Charles II and the Royal African Company
King Charles II (reigned 1660 – 1685) and members of the royal family at the time were major investors in the trans-Atlantic slave trade. Within six months of ascending the throne, Charles granted a charter to a private joint stock enterprise, the Company of Royal Adventurers Into Africa. The company got a 1000-year monopoly over trade along Africa’s west coast, and the monarch lent them some royal ships, including one called the Blackamoor. From the start, slaves were the company’s chief trade item. That was made even more explicit in 1663, when the Royal Adventurers were granted a monopoly as the sole enterprise legally authorized to transport slaves from Africa to England’s American colonies. Within a year, the company delivered nearly 800 African slaves to Jamaica, and more than 3000 to Barbados.

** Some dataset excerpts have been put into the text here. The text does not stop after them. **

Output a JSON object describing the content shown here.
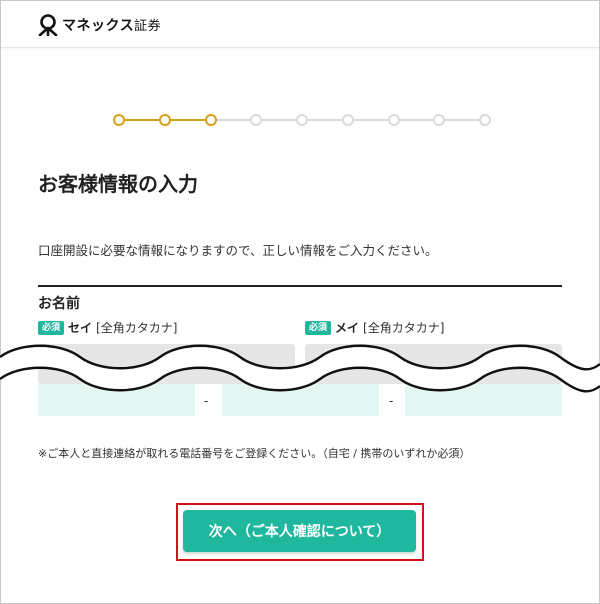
{
  "header": {
    "brand_name": "マネックス",
    "brand_suffix": "証券",
    "logo_icon": "monex-logo-icon"
  },
  "stepper": {
    "total_steps": 9,
    "completed_steps": 3,
    "active_color": "#d4a21a",
    "inactive_color": "#d9d9d9"
  },
  "page": {
    "title": "お客様情報の入力",
    "description": "口座開設に必要な情報になりますので、正しい情報をご入力ください。"
  },
  "name_section": {
    "heading": "お名前",
    "last_name": {
      "required_badge": "必須",
      "label": "セイ",
      "hint": "[全角カタカナ]",
      "value": ""
    },
    "first_name": {
      "required_badge": "必須",
      "label": "メイ",
      "hint": "[全角カタカナ]",
      "value": ""
    }
  },
  "phone_section": {
    "separator": "-",
    "note": "※ご本人と直接連絡が取れる電話番号をご登録ください。（自宅 / 携帯のいずれか必須）"
  },
  "actions": {
    "next_label": "次へ（ご本人確認について）",
    "accent_color": "#1fb79e",
    "highlight_color": "#d0121b"
  }
}
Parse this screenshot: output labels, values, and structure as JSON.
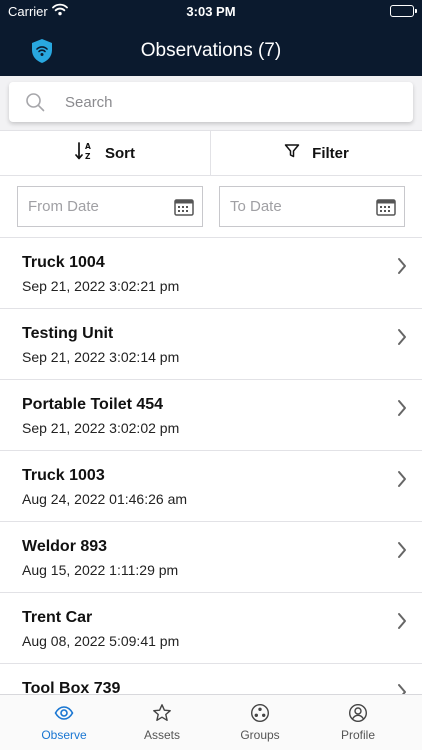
{
  "status_bar": {
    "carrier": "Carrier",
    "time": "3:03 PM",
    "battery_level": 1.0
  },
  "nav": {
    "title": "Observations (7)",
    "logo_icon": "shield-wifi-icon"
  },
  "search": {
    "placeholder": "Search"
  },
  "toolbar": {
    "sort_label": "Sort",
    "filter_label": "Filter"
  },
  "dates": {
    "from_placeholder": "From Date",
    "to_placeholder": "To Date"
  },
  "observations": [
    {
      "name": "Truck 1004",
      "timestamp": "Sep 21, 2022 3:02:21 pm"
    },
    {
      "name": "Testing Unit",
      "timestamp": "Sep 21, 2022 3:02:14 pm"
    },
    {
      "name": "Portable Toilet 454",
      "timestamp": "Sep 21, 2022 3:02:02 pm"
    },
    {
      "name": "Truck 1003",
      "timestamp": "Aug 24, 2022 01:46:26 am"
    },
    {
      "name": "Weldor 893",
      "timestamp": "Aug 15, 2022 1:11:29 pm"
    },
    {
      "name": "Trent Car",
      "timestamp": "Aug 08, 2022 5:09:41 pm"
    },
    {
      "name": "Tool Box 739",
      "timestamp": ""
    }
  ],
  "tabs": [
    {
      "label": "Observe",
      "icon": "eye-icon",
      "active": true
    },
    {
      "label": "Assets",
      "icon": "star-icon",
      "active": false
    },
    {
      "label": "Groups",
      "icon": "groups-icon",
      "active": false
    },
    {
      "label": "Profile",
      "icon": "profile-icon",
      "active": false
    }
  ],
  "colors": {
    "header_bg": "#0b1a2e",
    "accent": "#1976d2",
    "logo": "#29a8e0"
  }
}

In 1672, by which time the demand for slaves in England’s New World colonies had grown by leaps and bounds, Charles granted a new charter to a reorganized and renamed Royal African Company of England. The king’s brother James, the Duke of York and future King James II, was the company’s biggest shareholder, and served as its governor. The company’s seal made no bones about its core business: it featured an elephant, to represent the ivory trade, and more prominently, two Africans, to represent the slave trade. Before they were shipped to the New World, slaves were branded with the letters DY, for “Duke of York”, or RACE, for “Royal African Company of England”. As one historian noted, the company: “shipped more enslaved African women, men, and children to the Americas than any other single institution during the entire period of the transatlantic slave trade“.